Hyundai Delivers First 2019 NEXO Fuel Cell SUV

by David Mowatt

The first Hyundai NEXO fuel cell SUV has finally been delivered to former scientist Todd Hochrad of Ventura, California, a dedicated electric vehicle driver for over a decade.

After purchasing his first electric vehicle nearly 15 years ago, Hochrad has recently become the first U.S. customer to drive off in the brand new Hyundai NEXO, the only mass-produced fuel cell SUV for the U.S. market.

Yong-woo (William) Lee, President and CEO of Hyundai Motor North America (right), congratulating Todd Hochrad (left)

Announced back in October of 2018 at the Sunset Marquis hotel in Hollywood, California, the Hyundai NEXO stood as the technological flagship of Hyundai’s growing eco-vehicle portfolio thanks to its utilization of hydrogen fuel cell technology.

At the time,  Dr. Woong-chul Yang, Vice Chairman, Hyundai Motor Company, stated:

“Hydrogen energy is the key to building a more sustainable society. Hyundai Motor Company has already taken a lead in hydrogen technology with the introduction of the Tucson fuel cell. Yet as another result of this earth-saving effort, I am so proud to introduce to you our second-generation NEXO Fuel Cell Electric Vehicle as a culmination of our cutting-edge technologies.”

The new fuel cell SUV is currently available in two variants: the NEXO Blue model and the NEXO Limited model. The NEXO Blue model, which sports an estimated range of 380 miles, can be leased for $399, while the NEXO Limited model, which sports an estimated range of 354 miles, can be leased for $449 for 36 months. The NEXO Blue models reportedly feature estimated MPGe (miles per gallon equivalent) of 65 city, 58 highway, and 61 combined, while the NEXO Limited models reportedly feature estimated MPGe of 59 city, 54 highway, and 57 combined. According to Hyundai, the hydrogen fuel cell technology included in the NEXO SUV means refueling time can be achieved in as little as five minutes.
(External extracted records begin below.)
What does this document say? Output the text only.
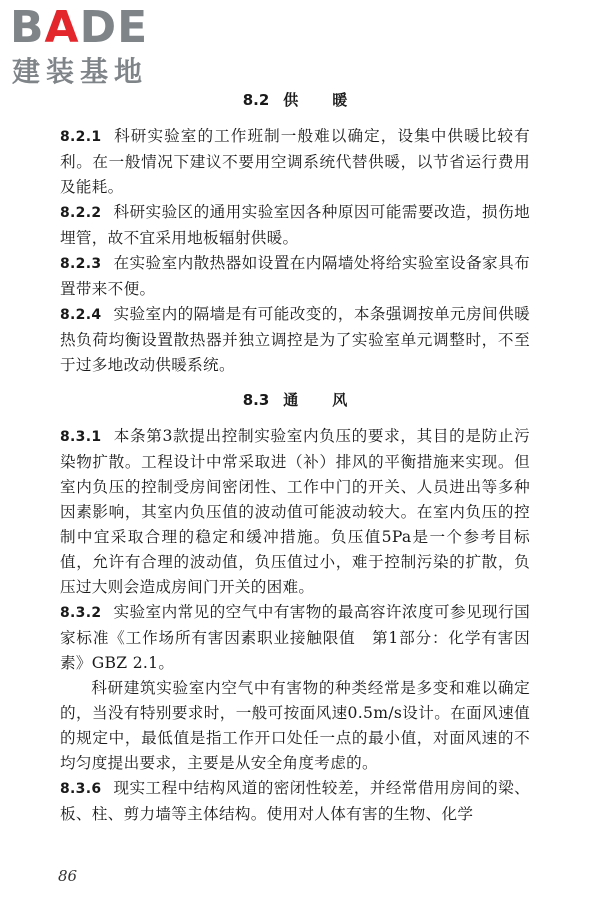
BADE
建装基地
8.2 供暖

8.2.1 科研实验室的工作班制一般难以确定，设集中供暖比较有利。在一般情况下建议不要用空调系统代替供暖，以节省运行费用及能耗。

8.2.2 科研实验区的通用实验室因各种原因可能需要改造，损伤地埋管，故不宜采用地板辐射供暖。

8.2.3 在实验室内散热器如设置在内隔墙处将给实验室设备家具布置带来不便。

8.2.4 实验室内的隔墙是有可能改变的，本条强调按单元房间供暖热负荷均衡设置散热器并独立调控是为了实验室单元调整时，不至于过多地改动供暖系统。

8.3 通风

8.3.1 本条第3款提出控制实验室内负压的要求，其目的是防止污染物扩散。工程设计中常采取进（补）排风的平衡措施来实现。但室内负压的控制受房间密闭性、工作中门的开关、人员进出等多种因素影响，其室内负压值的波动值可能波动较大。在室内负压的控制中宜采取合理的稳定和缓冲措施。负压值5Pa是一个参考目标值，允许有合理的波动值，负压值过小，难于控制污染的扩散，负压过大则会造成房间门开关的困难。

8.3.2 实验室内常见的空气中有害物的最高容许浓度可参见现行国家标准《工作场所有害因素职业接触限值　第1部分：化学有害因素》GBZ 2.1。

科研建筑实验室内空气中有害物的种类经常是多变和难以确定的，当没有特别要求时，一般可按面风速0.5m/s设计。在面风速值的规定中，最低值是指工作开口处任一点的最小值，对面风速的不均匀度提出要求，主要是从安全角度考虑的。

8.3.6 现实工程中结构风道的密闭性较差，并经常借用房间的梁、板、柱、剪力墙等主体结构。使用对人体有害的生物、化学

86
Hyundai claims that the NEXO fuel cell SUV features exclusive dedicated vehicle architecture when compared to their previous Tuscon FCEV model, including:

  • Lighter weight
  • Improved power-to-weight ratio
  • Faster acceleration from 0 to 60 mph than the Tucson FCEV
  • Increased rear cargo volume of 29.6 cubic feet; 5.8 cubic feet more than Tucson FCEV
  • Allows battery to be relocated to the trunk
  • Improved fuel cell system layout with better space efficiency

At this time, limited hydrogen fuel cell infrastructure will most likely keep the NEXO SUV restricted to certain regions within the U.S., primarily San Francisco and Southern California. Whether or not we will see the NEXO in more states in the future has yet to be announced.